The bottle has become a psychological value. The baby desires the bottle because it has satisfied his hunger in the past. If he is hungry, getting the bottle will bring him a feeling of satisfaction even before he starts to drink. Losing the bottle will bring dissatisfaction.
These basic forms of satisfaction and dissatisfaction have names. We call them emotions. Joy is the feeling you have when you gain a value. Grief is what you feel when you lose one. Desire is what you feel when you see a value; your action can help you achieve it.
The process of forming our value system happens without us giving it any thought. We become who we are through our experiences and by being part of the culture we live in. Our values become part of what makes us who we are through the family we are raised in, the neighborhood we live in, the schools we attend, the faith we practice, the color of our skin, our gender, who we love, and who we emulate.
If you are like me, you never thought about your values. The idea of what you believe or why you believe it never reached the top of your list of important things to explore.
Most people don’t think about their values until life hands them a circumstance that makes them slow down or STOP and become introspective. Our values are the fundamental component of our psychological makeup and our identity.
I had a seismic event after a graduation party for my cousin’s daughter. I had felt warning tremors before then but was not ready to think about what they might mean. Throughout my childhood and into adulthood, my maternal aunts, uncles, and cousins had been an integral part of my identity. We were a close bunch who spent every Sunday and holiday together at my grandparents’ house. Over time, things changed; my grandparents passed away, my mom passed, and our families increased in number as we all married and had children. There were those in the family who stayed close, and I longed to be part of that group. When I attended family functions, I found myself increasingly on the outside looking in. I left those occasions feeling hurt and confused.

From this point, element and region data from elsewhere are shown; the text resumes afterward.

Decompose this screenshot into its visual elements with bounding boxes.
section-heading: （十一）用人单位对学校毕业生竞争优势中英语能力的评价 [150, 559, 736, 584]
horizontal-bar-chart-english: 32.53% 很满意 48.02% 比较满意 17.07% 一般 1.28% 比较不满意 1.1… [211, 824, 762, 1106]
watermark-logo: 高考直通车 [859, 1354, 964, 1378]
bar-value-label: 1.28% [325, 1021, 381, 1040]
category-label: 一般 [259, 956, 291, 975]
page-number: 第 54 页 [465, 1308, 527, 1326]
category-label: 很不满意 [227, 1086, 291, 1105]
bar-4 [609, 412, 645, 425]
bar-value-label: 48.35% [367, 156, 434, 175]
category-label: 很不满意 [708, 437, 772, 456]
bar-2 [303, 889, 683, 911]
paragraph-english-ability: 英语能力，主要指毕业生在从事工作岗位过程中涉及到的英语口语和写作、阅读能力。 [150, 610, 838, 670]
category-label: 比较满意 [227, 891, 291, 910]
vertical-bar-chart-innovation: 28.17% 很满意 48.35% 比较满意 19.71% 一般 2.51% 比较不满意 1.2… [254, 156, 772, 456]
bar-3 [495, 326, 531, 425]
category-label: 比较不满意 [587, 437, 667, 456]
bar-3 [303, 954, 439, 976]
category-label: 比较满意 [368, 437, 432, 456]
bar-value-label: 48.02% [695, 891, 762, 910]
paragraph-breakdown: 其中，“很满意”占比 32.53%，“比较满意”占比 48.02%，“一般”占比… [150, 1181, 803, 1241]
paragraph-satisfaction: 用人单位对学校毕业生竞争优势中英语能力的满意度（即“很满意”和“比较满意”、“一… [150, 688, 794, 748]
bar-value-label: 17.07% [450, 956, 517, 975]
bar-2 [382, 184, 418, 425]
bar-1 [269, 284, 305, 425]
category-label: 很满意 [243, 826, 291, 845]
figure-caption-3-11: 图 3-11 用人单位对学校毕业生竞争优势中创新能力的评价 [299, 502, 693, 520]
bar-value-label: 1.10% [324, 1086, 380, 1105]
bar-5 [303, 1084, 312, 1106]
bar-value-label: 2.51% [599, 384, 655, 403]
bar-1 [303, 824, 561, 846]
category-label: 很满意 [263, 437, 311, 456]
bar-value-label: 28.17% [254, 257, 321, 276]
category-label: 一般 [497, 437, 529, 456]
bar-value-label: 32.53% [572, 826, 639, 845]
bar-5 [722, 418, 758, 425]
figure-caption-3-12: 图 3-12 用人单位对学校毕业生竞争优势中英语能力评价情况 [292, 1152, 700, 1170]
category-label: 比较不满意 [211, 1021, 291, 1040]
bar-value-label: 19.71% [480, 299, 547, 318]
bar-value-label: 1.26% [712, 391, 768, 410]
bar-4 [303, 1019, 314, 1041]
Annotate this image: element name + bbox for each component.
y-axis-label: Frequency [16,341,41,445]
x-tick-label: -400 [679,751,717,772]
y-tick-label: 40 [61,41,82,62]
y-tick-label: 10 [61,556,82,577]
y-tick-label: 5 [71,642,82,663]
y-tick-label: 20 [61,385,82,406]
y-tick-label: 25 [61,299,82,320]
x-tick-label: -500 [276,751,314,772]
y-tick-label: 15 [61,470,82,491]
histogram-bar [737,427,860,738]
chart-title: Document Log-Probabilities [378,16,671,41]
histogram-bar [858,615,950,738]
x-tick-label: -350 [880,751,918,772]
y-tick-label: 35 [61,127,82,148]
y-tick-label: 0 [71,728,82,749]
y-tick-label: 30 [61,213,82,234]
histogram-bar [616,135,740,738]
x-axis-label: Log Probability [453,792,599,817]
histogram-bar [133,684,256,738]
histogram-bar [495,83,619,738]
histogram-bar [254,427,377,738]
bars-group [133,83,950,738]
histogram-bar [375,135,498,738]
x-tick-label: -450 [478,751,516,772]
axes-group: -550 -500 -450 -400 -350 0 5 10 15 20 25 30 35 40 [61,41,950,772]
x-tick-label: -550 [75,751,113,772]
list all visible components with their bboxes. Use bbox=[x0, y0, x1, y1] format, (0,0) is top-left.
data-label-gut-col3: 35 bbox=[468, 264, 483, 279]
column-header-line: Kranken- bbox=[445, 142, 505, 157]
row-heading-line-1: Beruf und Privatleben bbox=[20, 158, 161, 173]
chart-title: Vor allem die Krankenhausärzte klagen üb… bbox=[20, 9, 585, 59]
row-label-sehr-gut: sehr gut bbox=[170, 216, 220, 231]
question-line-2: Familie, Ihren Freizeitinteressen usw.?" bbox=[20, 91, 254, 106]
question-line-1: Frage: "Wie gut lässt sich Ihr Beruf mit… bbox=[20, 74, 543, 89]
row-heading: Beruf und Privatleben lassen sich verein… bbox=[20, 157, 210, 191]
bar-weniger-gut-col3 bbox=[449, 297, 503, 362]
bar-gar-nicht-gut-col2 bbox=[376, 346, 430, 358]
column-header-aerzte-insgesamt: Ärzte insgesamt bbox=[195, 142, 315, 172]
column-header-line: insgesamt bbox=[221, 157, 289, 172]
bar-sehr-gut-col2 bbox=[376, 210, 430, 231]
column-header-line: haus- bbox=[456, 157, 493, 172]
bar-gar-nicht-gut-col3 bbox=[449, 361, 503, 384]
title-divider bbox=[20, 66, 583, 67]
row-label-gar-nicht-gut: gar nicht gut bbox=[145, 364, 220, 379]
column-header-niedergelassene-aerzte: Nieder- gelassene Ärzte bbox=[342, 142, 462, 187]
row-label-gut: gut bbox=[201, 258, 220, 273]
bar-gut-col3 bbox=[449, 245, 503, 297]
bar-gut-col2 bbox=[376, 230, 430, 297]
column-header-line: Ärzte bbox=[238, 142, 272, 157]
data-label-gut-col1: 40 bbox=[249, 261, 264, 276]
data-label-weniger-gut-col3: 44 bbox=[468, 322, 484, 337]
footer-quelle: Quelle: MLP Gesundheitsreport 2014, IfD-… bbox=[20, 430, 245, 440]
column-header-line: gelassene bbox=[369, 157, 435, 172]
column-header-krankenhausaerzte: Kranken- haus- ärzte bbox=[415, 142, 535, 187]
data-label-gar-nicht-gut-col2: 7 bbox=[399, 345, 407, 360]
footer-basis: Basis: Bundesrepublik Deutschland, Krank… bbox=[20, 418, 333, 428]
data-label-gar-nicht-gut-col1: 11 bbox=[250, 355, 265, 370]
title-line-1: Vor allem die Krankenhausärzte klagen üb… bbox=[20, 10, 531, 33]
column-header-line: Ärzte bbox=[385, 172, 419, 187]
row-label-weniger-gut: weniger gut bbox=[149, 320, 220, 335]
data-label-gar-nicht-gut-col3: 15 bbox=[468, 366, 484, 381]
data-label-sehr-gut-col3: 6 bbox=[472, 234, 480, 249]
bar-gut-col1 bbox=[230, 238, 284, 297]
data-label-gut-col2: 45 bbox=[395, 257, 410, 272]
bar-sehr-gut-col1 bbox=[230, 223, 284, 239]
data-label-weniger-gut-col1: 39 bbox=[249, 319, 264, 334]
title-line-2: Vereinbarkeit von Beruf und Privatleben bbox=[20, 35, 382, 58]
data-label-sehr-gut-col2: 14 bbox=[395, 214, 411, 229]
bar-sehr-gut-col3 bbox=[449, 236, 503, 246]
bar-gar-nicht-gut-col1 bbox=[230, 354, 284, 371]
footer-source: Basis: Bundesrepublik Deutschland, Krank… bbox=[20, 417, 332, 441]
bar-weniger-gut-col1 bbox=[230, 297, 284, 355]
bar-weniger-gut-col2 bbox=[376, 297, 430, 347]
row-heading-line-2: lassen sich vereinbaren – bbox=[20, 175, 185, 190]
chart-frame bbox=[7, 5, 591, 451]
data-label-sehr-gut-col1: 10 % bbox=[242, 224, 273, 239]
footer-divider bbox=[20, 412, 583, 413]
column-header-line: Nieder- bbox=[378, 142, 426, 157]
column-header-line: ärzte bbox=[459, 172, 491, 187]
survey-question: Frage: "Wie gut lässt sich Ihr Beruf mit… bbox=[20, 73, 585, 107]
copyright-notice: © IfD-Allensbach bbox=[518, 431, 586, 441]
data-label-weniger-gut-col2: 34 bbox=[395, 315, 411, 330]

During the graduation party, not only did I feel distant from the people who had been so important to me all my life, I felt like a stranger. Earlier, I mentioned that I had felt the warning signs. I can see I have changed. The experience was disorienting and upsetting for me. I did not understand that my value hierarchy had evolved. It felt like something had happened to me. I mistakenly believed my extended family had rejected me. Having gained an understanding of how values form and can change based on experiences and our choices, I have realized that my values have changed and evolved, as have the values of my family members. Knowing how values form and how they change has made me feel powerful. I do not feel like a victim, nor do I have to hold the people whom I had loved in contempt. I can be objective. Life is a process of change and growth.